By Joseph Rickert
“Listen Corso, there are no innocent readers anymore. Each overlays the text with his own perverse view. A reader is the total of all he’s read, in addition to the films and television he’s seen. To the information supplied by the author he’ll always add his own.” (Arturo Perez Reverte: The Club Dumas)
And so it is with data scientists. There are no innocent data scientists. All data analysis, even an exercise in simple descriptive statistics, requires bringing a vast amount of information to the analysis. First there is the meta-data: information about the structure of the data, how and when it was collected and to what end. Then, there is the information that the data scientist brings. This includes information about the intent of the analysis and the suitability of the data to support that intent as well as the explicit assumptions that the data scientist is compelled to make even if he or she does not feel compelled to explicitly articulate. What population does the data set represent? Is it a sample or the entire population? Is it a random sample? Are the observations independent? What assumptions need to be tested?

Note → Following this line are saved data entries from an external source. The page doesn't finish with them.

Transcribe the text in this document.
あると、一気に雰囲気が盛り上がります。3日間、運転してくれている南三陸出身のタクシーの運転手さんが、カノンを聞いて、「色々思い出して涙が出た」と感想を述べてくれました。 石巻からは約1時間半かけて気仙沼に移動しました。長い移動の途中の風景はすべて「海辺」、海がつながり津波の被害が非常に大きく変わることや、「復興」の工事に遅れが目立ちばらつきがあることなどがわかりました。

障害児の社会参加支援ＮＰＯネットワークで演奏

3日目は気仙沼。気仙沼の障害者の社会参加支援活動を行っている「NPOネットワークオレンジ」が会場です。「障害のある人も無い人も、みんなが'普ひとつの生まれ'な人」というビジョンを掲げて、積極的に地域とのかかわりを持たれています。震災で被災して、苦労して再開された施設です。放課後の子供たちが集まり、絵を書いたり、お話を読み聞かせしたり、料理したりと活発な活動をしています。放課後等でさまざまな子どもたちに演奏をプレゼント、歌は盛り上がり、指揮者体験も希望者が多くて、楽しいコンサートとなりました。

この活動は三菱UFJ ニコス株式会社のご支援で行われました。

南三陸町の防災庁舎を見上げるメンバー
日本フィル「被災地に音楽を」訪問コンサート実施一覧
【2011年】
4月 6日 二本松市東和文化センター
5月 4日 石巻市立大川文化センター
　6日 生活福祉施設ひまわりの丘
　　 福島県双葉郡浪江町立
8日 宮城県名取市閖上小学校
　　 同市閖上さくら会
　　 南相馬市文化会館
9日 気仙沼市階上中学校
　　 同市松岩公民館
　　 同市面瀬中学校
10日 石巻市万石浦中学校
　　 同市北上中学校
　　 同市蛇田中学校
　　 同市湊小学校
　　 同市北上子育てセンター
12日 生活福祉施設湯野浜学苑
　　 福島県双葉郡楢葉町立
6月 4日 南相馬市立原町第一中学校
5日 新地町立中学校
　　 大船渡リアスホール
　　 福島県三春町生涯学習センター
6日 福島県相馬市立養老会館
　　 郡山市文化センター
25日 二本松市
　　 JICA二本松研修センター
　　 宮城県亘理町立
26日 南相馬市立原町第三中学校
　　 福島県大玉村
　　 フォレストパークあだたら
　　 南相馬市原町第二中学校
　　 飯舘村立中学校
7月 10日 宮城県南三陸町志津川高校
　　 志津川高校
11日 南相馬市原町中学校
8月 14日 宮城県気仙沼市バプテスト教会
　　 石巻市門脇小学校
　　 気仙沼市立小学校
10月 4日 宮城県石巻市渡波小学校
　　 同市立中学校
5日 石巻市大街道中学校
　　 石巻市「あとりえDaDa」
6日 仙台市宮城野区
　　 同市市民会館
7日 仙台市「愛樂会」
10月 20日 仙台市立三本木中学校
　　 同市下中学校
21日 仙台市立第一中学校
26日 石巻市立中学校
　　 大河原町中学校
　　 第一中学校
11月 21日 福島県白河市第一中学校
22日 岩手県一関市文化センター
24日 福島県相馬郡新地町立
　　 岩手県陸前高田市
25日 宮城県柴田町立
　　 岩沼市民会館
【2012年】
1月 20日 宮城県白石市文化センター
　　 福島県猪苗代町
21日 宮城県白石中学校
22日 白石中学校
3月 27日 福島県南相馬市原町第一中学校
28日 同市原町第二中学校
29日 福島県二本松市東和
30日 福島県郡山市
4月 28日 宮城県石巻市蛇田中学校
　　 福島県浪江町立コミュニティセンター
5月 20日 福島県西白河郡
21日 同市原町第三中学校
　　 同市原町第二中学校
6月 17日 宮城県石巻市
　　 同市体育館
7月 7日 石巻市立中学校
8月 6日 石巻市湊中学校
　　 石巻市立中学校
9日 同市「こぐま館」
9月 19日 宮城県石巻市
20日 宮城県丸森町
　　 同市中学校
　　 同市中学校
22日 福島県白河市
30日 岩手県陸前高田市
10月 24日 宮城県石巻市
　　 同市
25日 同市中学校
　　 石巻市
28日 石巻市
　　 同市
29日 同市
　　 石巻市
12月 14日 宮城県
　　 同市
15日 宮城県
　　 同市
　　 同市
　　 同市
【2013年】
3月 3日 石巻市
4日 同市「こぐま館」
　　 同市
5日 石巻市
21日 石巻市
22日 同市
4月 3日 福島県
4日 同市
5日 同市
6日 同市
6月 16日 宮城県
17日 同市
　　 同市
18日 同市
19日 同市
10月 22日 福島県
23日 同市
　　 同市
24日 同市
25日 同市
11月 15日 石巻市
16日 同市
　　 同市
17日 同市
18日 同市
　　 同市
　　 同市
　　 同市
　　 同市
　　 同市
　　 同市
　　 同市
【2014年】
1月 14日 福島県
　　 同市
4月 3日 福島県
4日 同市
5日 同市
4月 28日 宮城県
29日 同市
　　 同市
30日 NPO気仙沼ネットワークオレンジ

Next, there is information supporting the choice of analytic techniques that may seem appropriate; information about the assumptions underlying those techniques; information about similar analyses conducted in the past and so on. Even in the simplest case, a full accounting of all of the information brought by a data scientist to an analysis would show the data embedded in a vast matrix of supporting information, much of it subjective, contingent and inextricably tangled with the experience of the data scientist: the residue of every data set seen, every model built, every insight, every blind alley.
“Let the data speak for themselves” is an utterance one still hears with some frequency these days. I take it as an expression of naive optimism. If we would just get out of the way and let the data speak we would get much closer to the truth. Classically trained statisticians know this to be a dangerous dream. For many, if not most of this “small data – big inference” group, there are no data until the analysis has been conceptualized. First, one must design the experiment, select a method or model based on an a priori understanding of the goals of the analysis and the experimental conditions, formulate the null hypothesis, settle on the tests for significance and then, and only then, collect the data. Under this set-up the data are constrained to commenting on a very narrowly scripted story. Any elaboration could only be exercise in self-deception and bad science.
Data scientists have also been aware of these issues for some time. More than a decade ago in his paper Statistical Modeling: The Two Cultures, Leo Breiman, probably the first superstar data miner, described what he called the Rashomon Effect: for large, complex data sets there are often many models, each using different variables that meet the same performance criteria. Leo writes: “there is often a multitude of different descriptions ... in a class of functions giving about the same minimum error rate”, and goes on to describe a hypothetical example in which three models each built with different variables from the same data set yield models with residual sum or squares or test set error within 1% of each other. Leo comments: “Which one is better? The problem is that each one tells a different story about which variables are important”.
The data never really speak for themselves. At best, they tell a plausible story for which they have been well-rehearsed.
For a very entertaining and topical presentation of some of the issues raised here have a look at Kate Crawford’s keynote address at Strata last week.